The DeJournett court also distinguished the decision in Barnett v. Roper, 941 F. Supp. 2d 1090 (E.D. Mo. 2013), which was cited by Plaintiff in his Motion for Reconsideration. The DeJournett court noted that Barnett v. Roper was a capital case, which warranted a more equitable consideration. See also Barnett v. Roper, 941 F. Supp. 2d 1099, 1118 (E.D. Mo. 2013)("This Court finds the equitable consideration of factors to be appropriate in light of the capital nature of this case, and the competing interests of finality and justice."). The DeJournett court, however, stated that those circumstances were not present in a non-capital case and, therefore, exceptional circumstances must be present for habeas relief. DeJournett, 2014 WL 81837, at *3.
Second, Petitioner claims that the Court did not construe his pleadings liberally when the Court determined that, even if the Court were to consider Petitioner's Rule 60(b) motion, Martinez does not afford him relief. (ECF No. 19 at 4, 6). The Court fully considered the three grounds outlined in Petitioner's habeas petition and found all of them to be meritless. (ECF No. 18 at 3-6). The Court construed and considered all of the claims presented by Petitioner in his habeas Petition. To the extent that Petitioner attempts to argue claims that were not included in the habeas Petition, the Motion for Reconsideration is not the proper vehicle for such an action.

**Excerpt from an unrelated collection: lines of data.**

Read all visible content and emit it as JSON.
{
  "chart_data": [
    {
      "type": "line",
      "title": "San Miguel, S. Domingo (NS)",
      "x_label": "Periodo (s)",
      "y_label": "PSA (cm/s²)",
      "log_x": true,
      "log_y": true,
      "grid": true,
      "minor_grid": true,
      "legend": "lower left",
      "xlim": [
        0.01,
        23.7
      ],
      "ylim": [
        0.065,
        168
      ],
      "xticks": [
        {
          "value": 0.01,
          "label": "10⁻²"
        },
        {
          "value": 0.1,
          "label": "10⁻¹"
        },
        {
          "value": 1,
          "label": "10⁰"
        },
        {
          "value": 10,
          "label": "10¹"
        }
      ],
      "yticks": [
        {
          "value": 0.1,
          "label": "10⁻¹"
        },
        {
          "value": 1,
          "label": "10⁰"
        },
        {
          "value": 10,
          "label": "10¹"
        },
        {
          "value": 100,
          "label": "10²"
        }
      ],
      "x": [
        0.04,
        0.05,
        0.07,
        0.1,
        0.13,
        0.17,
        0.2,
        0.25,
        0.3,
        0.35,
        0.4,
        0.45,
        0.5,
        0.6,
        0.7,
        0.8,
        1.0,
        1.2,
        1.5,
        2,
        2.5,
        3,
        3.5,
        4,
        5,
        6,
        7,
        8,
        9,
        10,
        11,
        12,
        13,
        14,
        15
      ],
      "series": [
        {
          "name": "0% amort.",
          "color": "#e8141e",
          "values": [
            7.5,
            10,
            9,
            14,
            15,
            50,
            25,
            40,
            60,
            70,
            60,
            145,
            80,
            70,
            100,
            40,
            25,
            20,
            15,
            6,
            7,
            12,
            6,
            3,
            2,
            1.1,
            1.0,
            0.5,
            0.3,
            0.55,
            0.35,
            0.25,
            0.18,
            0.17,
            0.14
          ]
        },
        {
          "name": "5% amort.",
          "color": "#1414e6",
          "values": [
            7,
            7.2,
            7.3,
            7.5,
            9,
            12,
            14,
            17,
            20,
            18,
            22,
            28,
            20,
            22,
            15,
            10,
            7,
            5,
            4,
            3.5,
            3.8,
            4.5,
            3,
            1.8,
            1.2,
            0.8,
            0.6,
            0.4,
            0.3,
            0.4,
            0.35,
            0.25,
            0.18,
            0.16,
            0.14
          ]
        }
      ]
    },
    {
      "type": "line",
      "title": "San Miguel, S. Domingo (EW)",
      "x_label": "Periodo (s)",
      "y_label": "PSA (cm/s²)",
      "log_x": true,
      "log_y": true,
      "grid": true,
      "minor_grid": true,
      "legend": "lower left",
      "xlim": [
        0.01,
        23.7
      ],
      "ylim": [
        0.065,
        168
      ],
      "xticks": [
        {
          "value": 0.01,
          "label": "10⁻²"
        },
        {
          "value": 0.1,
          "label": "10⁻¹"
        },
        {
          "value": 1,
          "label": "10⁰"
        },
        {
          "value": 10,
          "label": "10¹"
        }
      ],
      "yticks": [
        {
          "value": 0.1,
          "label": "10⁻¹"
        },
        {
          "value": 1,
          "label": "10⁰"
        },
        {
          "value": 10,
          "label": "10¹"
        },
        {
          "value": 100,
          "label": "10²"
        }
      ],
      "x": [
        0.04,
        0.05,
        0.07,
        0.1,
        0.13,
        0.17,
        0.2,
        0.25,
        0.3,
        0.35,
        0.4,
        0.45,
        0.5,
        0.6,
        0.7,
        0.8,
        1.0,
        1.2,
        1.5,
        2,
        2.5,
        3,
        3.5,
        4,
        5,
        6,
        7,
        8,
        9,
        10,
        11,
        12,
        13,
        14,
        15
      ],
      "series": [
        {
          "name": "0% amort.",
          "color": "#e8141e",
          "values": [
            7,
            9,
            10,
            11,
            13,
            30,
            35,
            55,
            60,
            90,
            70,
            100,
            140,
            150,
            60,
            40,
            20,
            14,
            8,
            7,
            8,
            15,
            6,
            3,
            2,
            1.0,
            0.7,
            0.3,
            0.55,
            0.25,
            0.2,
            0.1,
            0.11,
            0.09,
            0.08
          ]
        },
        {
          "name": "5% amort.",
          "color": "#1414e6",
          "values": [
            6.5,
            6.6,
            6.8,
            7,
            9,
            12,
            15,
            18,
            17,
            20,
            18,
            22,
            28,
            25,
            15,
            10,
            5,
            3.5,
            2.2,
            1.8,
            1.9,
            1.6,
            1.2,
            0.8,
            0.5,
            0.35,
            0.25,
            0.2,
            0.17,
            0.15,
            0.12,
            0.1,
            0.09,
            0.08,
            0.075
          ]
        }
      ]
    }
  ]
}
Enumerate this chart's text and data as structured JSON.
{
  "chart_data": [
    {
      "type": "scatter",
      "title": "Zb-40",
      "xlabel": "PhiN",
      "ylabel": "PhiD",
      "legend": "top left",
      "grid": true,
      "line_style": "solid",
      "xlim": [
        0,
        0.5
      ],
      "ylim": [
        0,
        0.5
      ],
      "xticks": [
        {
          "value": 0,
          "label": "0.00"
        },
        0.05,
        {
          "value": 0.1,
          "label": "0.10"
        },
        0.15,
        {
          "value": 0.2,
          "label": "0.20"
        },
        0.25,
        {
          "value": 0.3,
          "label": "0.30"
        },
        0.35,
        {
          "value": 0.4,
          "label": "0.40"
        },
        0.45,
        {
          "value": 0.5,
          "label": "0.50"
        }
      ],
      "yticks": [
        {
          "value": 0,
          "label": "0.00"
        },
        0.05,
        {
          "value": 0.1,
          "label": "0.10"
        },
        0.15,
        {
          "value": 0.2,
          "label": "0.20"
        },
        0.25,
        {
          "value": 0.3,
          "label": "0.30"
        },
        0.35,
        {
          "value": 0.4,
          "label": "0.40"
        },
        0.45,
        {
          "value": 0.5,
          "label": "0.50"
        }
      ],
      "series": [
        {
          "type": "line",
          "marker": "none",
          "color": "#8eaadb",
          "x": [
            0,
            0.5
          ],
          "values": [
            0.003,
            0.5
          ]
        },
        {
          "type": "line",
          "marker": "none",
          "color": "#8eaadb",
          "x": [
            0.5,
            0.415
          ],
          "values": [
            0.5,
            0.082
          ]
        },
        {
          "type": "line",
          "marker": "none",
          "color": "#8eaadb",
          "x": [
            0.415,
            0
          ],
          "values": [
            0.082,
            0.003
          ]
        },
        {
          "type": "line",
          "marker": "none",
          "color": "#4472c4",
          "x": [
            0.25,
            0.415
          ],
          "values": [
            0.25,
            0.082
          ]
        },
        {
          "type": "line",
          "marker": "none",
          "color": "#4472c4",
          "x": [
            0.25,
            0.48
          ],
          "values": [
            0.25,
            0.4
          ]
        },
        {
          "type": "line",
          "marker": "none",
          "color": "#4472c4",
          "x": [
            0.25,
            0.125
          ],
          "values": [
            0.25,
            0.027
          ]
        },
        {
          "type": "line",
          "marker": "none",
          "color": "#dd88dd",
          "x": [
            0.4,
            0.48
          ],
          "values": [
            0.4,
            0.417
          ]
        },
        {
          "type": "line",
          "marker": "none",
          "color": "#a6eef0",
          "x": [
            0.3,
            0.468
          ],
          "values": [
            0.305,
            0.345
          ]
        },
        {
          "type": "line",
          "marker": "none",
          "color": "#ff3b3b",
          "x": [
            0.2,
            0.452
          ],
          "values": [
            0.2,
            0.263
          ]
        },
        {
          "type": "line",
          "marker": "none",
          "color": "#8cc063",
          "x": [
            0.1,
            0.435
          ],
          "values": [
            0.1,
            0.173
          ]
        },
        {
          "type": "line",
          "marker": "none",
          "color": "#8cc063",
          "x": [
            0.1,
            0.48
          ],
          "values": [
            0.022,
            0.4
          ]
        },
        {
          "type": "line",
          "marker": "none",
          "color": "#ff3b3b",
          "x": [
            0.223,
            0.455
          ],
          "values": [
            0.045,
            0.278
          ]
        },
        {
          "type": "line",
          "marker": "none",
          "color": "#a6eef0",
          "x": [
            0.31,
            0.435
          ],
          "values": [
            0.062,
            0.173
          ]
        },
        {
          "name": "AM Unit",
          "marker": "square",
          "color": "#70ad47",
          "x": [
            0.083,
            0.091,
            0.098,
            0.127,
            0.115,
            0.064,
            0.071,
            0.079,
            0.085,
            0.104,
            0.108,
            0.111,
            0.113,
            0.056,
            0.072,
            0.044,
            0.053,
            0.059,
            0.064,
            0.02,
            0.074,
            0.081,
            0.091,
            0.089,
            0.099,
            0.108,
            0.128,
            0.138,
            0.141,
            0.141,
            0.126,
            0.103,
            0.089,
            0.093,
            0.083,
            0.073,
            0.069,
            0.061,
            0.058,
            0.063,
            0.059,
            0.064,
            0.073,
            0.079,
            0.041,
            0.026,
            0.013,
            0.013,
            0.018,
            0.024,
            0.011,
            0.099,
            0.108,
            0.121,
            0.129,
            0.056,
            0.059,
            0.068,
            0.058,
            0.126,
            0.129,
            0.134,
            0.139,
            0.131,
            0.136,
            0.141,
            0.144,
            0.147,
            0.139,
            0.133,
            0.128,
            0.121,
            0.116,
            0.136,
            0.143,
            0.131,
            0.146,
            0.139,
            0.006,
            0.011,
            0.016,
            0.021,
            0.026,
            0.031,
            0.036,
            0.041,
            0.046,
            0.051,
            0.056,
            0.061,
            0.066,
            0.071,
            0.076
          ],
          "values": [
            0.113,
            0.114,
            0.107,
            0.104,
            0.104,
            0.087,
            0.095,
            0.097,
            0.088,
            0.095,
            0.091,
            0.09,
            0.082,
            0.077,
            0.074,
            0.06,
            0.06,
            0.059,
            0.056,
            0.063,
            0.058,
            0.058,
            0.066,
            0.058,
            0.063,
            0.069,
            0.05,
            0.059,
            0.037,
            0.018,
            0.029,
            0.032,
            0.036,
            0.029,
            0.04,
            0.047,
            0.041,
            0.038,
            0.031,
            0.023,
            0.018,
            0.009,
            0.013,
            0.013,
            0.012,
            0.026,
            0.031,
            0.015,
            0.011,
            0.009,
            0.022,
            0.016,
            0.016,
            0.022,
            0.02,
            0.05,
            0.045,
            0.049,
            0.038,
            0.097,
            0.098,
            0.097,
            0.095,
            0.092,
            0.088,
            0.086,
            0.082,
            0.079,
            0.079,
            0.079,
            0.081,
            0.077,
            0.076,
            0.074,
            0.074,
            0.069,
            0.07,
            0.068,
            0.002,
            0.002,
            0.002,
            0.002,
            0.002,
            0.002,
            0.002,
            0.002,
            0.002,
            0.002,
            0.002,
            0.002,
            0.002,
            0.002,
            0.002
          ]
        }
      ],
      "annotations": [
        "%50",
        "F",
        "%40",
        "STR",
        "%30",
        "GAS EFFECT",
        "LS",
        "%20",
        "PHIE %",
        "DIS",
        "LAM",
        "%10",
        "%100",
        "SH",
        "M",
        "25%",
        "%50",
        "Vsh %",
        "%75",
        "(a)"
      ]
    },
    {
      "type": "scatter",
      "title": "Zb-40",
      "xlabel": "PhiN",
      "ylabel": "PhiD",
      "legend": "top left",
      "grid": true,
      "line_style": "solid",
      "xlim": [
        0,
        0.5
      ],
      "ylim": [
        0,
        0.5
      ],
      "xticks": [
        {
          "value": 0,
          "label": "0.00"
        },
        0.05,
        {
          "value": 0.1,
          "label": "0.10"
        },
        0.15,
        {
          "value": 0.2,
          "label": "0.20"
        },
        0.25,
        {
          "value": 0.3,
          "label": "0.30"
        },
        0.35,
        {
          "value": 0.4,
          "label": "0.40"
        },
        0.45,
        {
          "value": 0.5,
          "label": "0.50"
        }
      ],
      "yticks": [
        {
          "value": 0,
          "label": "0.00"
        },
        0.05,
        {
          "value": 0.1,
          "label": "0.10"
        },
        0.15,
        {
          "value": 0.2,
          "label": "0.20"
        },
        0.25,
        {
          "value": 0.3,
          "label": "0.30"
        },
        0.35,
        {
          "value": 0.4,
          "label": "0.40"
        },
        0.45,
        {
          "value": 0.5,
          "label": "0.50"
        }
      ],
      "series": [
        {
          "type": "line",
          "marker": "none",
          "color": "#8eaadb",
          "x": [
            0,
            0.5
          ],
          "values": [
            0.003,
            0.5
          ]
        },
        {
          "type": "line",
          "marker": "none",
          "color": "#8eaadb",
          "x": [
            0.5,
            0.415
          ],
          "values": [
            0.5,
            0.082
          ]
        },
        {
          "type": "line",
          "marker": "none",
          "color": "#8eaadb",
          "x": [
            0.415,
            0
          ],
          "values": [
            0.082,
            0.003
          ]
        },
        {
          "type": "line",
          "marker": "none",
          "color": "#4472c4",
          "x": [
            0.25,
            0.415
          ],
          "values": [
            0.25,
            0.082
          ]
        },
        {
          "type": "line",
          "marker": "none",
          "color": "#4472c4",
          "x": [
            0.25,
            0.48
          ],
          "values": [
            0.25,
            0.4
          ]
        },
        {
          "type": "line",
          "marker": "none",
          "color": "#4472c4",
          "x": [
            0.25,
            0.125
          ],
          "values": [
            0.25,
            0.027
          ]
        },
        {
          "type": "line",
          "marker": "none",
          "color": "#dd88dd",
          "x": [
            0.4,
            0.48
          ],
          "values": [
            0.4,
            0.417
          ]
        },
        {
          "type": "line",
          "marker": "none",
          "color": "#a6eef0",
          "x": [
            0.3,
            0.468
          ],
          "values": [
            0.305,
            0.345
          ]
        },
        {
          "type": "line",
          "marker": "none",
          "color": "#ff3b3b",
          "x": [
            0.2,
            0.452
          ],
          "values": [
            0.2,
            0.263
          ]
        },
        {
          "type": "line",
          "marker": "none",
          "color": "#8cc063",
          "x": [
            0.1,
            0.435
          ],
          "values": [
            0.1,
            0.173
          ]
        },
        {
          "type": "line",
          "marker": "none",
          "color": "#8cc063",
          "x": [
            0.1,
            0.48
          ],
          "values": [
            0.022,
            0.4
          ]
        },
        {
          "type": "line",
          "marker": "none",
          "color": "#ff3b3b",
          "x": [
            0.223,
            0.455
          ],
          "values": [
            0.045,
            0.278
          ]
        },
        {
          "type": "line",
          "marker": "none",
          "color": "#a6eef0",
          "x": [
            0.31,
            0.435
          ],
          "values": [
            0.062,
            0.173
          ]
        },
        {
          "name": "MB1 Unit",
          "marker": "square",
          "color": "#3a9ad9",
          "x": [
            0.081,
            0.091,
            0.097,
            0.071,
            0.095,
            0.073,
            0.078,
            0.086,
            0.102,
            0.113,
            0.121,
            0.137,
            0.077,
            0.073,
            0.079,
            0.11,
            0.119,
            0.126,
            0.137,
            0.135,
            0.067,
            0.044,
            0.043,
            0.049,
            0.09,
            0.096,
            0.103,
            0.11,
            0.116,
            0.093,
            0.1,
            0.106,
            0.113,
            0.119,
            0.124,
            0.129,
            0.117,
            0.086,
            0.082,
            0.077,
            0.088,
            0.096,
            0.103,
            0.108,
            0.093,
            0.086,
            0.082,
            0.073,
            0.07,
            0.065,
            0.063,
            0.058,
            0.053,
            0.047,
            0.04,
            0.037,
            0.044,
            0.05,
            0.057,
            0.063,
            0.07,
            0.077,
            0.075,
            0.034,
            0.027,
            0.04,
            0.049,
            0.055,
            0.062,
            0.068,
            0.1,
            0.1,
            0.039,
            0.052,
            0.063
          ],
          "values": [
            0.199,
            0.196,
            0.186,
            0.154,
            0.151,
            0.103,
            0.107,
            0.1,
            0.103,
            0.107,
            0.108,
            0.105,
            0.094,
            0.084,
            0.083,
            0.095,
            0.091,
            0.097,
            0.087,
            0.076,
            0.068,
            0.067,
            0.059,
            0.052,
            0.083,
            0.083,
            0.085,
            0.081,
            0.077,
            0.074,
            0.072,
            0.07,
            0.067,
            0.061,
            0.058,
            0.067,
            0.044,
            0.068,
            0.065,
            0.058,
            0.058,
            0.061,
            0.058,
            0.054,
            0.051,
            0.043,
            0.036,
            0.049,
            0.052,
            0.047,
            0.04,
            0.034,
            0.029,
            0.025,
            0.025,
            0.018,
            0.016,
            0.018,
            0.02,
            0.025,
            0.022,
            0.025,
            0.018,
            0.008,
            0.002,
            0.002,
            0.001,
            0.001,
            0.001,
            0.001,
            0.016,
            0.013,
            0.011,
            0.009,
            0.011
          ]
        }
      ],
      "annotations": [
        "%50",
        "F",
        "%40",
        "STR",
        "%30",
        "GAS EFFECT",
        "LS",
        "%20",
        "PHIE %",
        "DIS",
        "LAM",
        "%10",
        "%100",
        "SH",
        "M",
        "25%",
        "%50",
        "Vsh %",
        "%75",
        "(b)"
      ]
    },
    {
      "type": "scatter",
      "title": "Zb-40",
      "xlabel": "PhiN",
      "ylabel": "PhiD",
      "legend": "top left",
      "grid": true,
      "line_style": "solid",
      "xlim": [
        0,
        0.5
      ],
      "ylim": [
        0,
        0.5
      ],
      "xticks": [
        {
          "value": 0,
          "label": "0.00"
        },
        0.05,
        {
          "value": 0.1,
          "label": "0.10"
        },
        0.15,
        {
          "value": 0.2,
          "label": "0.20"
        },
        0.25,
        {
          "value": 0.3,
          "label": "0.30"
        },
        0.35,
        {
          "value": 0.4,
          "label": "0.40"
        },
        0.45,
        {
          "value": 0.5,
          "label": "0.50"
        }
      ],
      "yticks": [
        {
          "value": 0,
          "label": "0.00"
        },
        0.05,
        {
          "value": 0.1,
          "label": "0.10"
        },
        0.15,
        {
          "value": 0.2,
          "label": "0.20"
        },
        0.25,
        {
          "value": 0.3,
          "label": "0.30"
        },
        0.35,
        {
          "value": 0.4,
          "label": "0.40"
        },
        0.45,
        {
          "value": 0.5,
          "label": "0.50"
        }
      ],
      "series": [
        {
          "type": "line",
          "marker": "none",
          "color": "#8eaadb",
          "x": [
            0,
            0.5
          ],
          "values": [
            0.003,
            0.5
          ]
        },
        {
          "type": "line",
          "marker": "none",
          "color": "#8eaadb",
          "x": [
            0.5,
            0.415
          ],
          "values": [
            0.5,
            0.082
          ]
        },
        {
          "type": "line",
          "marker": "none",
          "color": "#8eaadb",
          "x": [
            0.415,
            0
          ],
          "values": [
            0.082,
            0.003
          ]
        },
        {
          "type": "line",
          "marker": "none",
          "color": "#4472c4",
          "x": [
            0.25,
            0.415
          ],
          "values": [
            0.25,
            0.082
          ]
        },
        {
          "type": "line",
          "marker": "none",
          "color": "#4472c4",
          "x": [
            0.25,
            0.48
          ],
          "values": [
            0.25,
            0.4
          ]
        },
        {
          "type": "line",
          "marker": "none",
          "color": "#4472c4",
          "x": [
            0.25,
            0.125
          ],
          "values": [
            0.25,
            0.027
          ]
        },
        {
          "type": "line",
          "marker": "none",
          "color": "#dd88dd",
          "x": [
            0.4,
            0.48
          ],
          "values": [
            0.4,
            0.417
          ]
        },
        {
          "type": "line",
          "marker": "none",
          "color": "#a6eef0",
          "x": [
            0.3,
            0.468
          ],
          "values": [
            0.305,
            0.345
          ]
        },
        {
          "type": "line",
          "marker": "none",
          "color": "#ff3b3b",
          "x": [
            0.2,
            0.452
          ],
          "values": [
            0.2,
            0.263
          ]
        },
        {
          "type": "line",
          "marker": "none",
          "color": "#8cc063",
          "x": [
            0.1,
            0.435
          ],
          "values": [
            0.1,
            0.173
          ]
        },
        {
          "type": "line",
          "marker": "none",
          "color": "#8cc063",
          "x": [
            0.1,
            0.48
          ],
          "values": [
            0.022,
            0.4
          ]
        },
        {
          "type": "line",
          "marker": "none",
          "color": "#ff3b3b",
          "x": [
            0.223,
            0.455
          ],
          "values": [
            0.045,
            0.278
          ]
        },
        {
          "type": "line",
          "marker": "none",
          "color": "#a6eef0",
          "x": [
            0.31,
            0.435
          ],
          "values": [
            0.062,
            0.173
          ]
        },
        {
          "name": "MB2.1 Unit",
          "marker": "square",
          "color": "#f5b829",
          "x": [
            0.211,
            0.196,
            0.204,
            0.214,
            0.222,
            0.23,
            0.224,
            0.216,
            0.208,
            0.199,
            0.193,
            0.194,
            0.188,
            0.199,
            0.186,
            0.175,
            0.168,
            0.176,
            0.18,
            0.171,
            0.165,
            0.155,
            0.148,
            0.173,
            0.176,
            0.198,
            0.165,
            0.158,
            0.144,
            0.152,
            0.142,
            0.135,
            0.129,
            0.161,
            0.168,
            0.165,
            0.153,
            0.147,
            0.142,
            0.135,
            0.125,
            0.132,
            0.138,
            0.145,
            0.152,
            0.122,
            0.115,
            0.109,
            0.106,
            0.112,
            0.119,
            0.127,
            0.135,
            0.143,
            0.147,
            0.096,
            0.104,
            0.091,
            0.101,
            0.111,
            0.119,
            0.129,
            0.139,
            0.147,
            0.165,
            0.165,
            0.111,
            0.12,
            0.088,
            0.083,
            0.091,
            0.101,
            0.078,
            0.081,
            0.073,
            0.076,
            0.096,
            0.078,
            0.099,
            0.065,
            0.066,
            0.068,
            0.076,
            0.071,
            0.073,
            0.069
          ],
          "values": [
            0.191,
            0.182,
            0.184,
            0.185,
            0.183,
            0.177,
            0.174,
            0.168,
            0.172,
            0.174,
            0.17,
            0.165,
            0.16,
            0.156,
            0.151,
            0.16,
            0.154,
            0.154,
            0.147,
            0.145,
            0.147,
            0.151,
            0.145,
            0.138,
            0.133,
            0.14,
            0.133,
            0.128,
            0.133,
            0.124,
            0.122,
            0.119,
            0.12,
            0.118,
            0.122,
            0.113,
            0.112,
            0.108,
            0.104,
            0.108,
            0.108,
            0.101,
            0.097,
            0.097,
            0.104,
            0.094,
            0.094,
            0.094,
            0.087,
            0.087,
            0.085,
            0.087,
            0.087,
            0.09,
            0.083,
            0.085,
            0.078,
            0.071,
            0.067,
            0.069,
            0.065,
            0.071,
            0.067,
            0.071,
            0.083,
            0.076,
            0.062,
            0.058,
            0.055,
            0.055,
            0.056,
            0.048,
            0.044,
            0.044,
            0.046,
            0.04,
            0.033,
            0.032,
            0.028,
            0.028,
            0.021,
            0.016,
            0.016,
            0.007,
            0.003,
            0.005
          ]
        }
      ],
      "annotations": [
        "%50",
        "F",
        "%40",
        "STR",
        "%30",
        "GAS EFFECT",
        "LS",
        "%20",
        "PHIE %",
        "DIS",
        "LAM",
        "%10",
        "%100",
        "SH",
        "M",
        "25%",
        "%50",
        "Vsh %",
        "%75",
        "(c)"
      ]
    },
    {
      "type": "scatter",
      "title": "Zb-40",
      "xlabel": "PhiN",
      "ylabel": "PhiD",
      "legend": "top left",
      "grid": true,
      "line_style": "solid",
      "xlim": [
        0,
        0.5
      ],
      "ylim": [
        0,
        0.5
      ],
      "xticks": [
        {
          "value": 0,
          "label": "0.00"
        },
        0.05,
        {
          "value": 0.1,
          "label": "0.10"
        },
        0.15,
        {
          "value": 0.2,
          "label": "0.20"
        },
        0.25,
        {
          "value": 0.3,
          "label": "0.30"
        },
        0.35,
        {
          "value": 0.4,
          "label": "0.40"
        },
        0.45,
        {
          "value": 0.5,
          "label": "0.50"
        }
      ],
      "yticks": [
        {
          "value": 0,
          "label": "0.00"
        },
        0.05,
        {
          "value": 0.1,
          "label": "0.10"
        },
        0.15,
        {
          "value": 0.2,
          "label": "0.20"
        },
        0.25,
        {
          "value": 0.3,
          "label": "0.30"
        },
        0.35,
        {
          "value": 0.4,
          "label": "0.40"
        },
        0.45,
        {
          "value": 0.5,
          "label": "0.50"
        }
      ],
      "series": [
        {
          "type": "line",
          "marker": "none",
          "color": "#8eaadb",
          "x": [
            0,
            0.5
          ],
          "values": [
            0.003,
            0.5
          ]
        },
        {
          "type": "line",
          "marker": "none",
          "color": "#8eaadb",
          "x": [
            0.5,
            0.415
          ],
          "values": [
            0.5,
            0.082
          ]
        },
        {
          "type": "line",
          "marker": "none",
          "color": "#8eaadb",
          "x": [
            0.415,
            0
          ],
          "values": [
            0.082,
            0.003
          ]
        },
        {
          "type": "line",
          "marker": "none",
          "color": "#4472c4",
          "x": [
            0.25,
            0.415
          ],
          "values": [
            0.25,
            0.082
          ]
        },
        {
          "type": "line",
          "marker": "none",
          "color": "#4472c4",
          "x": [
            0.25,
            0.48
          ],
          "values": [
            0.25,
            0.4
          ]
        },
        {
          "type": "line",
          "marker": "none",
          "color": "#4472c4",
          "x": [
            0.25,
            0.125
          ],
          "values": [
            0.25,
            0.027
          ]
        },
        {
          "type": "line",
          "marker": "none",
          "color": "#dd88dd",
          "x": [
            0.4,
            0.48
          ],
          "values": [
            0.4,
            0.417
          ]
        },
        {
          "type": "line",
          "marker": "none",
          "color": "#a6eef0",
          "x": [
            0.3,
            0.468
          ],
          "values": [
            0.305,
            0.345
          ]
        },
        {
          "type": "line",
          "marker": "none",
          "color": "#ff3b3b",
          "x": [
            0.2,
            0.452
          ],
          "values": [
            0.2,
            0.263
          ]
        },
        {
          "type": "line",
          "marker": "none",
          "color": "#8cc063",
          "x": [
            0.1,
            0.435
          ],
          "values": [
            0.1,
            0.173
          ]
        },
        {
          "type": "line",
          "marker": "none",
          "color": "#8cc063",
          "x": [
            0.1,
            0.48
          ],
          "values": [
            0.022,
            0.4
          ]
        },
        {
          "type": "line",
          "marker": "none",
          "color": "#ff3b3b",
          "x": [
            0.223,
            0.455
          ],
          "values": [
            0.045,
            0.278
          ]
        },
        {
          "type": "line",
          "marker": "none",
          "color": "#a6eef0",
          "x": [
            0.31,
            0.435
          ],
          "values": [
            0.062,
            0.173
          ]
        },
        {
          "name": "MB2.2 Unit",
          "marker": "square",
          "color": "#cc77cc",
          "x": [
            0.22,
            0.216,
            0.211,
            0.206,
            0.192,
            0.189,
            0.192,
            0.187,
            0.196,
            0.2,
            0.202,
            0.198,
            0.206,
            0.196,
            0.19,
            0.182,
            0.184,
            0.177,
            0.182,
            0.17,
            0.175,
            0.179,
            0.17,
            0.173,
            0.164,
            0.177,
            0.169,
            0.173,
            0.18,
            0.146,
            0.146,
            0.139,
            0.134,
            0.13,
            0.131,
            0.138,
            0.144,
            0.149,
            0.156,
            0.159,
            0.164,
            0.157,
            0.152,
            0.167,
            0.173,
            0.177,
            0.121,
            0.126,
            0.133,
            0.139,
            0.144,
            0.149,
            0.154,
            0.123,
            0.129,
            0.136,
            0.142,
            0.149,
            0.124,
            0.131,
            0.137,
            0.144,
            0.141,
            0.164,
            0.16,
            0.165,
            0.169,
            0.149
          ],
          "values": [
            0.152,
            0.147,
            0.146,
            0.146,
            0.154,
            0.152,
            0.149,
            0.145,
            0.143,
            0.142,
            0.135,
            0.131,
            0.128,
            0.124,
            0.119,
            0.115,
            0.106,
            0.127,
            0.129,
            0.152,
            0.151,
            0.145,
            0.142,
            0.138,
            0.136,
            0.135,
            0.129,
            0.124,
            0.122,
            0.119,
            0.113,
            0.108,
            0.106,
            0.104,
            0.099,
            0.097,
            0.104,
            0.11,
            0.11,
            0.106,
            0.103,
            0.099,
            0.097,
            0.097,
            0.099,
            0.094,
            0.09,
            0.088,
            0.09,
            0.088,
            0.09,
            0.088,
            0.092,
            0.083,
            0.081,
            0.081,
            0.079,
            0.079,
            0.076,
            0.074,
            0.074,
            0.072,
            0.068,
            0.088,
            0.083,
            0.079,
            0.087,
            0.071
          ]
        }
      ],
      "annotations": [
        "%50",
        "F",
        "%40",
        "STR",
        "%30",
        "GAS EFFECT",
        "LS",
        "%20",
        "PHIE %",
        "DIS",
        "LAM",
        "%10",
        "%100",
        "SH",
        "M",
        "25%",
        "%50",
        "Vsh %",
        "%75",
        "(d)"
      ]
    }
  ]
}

Finally, Petitioner argued that the Court misconstrued the standard for Petitioner to demonstrate prejudice for his underlying ineffective assistance of counsel claims. (ECF No. 19 at 6). Petitioner claims that he only has to "meet the standard for a COA and no Strickland prejudice is necessary for review on the merits" of his ineffective assistance at trial claims. (Id.) The Court, however, held that that Petitioner did not show prejudice under Martinez. See ECF No. 18 at 6. In addition, the Court finds that the original Petition does not warrant the Court to issue a certificate of appealability.
Accordingly,
IT IS HEREBY ORDERED that Petitioner's Motion to Reconsider, or, In the Alternative, Notice of Appeal [19] is DENIED. Petitioner is advised to file a separate notice of appeal if he wishes to preserve that right within the time limits outlined in Fed.R.App.P. 4.
IT IS FURTHER ORDERED that Petitioner's Motion for Ruling on Petitioner's Motion for Reconsideration and/or Notice of Appeal [23] and the Motion to Rescind Order of 9-15-14, and, Enter a Ruling on Petitioner's Motion for Reconsideration, or, Notice of Appeal [24] are DENIED as moot.
Dated this 23rd day of October, 2014.